Zotac GeForce GTX 980 AMP! Omgea
The first, and most obvious addition is the humungous cooler on the card. The Zotac GeForce GTX 980 AMP! Omega is outfitted with a massive trip-slot cooling solution, that packs a pair of 85mm fans and a large heatsink assembly, which covers the entire front of the card. The GPU and memory on this card are also overclocked from the get go; by default the GPU can boost up to 1304MHz, but a second user-selectable profile can crank that up to 1374MHz.

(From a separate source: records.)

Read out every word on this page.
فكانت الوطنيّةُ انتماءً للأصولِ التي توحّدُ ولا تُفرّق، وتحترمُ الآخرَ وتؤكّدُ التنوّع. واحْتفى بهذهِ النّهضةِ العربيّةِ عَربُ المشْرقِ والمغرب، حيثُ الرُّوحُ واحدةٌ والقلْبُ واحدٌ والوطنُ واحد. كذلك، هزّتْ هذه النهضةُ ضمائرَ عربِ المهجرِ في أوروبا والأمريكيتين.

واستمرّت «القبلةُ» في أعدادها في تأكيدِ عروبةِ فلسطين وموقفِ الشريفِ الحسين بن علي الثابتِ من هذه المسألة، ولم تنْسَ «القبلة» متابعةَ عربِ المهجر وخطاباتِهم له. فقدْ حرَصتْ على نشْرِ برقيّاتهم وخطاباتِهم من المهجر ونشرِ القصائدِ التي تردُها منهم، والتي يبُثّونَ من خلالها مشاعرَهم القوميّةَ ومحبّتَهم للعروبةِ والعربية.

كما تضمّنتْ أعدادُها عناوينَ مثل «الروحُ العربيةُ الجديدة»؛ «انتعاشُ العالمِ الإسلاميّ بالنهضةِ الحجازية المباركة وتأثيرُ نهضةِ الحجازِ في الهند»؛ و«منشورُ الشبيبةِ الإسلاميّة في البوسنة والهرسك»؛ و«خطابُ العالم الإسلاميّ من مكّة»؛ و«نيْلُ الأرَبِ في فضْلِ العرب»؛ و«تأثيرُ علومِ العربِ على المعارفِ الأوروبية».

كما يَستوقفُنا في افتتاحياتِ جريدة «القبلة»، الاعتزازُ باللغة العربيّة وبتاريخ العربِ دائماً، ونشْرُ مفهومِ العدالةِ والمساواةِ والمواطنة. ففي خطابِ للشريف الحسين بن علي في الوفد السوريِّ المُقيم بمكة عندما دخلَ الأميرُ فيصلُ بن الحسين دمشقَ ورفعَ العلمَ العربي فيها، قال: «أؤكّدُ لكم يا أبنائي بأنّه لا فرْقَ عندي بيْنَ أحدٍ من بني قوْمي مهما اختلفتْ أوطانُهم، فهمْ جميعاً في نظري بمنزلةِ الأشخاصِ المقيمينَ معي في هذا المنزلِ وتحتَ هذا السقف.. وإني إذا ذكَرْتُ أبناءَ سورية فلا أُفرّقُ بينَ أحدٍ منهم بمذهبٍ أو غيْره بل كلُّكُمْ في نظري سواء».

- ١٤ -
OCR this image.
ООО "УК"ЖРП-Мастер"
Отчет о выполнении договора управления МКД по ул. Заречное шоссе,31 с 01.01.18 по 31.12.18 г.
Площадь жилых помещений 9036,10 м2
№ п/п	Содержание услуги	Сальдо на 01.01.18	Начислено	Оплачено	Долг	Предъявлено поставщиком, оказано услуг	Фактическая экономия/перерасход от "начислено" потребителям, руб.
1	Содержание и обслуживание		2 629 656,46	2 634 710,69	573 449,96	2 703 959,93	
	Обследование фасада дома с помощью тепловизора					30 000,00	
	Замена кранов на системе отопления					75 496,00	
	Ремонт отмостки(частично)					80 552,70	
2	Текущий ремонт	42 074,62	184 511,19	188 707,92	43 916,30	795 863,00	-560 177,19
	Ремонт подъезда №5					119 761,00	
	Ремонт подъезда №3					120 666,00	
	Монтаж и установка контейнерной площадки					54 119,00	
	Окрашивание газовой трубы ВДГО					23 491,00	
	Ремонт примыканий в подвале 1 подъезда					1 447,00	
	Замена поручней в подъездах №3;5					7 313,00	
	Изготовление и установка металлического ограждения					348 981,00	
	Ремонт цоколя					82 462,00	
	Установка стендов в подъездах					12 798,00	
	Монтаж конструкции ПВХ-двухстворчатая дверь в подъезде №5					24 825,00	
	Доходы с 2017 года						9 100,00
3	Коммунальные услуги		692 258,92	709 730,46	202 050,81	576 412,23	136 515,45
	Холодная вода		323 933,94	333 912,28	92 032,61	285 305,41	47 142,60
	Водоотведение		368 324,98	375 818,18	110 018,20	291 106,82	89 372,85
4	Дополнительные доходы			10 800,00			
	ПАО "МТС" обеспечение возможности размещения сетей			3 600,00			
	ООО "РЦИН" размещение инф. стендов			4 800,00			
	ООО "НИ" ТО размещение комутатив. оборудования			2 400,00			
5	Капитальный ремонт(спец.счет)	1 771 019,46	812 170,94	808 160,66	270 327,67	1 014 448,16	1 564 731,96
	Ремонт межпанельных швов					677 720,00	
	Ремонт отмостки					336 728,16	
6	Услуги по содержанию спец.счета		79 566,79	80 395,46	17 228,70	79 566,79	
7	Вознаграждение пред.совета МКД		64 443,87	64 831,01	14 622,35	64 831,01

The 4GB of memory on the card is also overclocked versus reference models—it comes in at an effective speed of 7046MHz (7010MHz on reference cards).
Zotac GeForce GTX 980 AMP! Omgea
Power delivery on the Zotac GeForce GTX 980 AMP! Omega has also been customized. The card has a trio of large, “Power Boost” branded capacitors in its 8+2 VRM to aid in smoothing current, and it has a pair of 8-pin supplemental PCIe power feeds, to provide additional headroom for overclocking. Reference cards have only a pair of 6-pin feeds. Zotac has also outfitted the GeForce GTX 980 AMP! Omega with an additional heat-plate on the rear of the card, which adds rigidity as well.
Zotac GeForce GTX 980 AMP! Omgea
Another noteworthy addition to the Zotac GeForce GTX 980 AMP! Omega is the OC+ module. The OC+ module is a USB microcontroller that gives users the ability to connect the card to an internal USB header (cable included) to more closely monitor hardware health data and tweak the card in conjunction with Zotac’s Firestorm utility. And there are a couple of dip switches on the card too, that let users switch between the standard BIOS and an second bios targeted at hardware overclockers, that removes temperature protections limitations when super-cooling with substances like LN2 or liquid helium.

The outputs on the Zotac GeForce GTX 980 AMP! Omega consist of a single DVI port, a trio of DisplayPorts and a single HDMI port. And Zotac includes a bunch of goodies with the card, like the obligatory user’s manuals and installation guides, drivers, a couple of 8-pin power adapters, a DVI to VGA adapter, a large Zotac decal and the cable we mentioned earlier to connect the OC+ module to a USB header.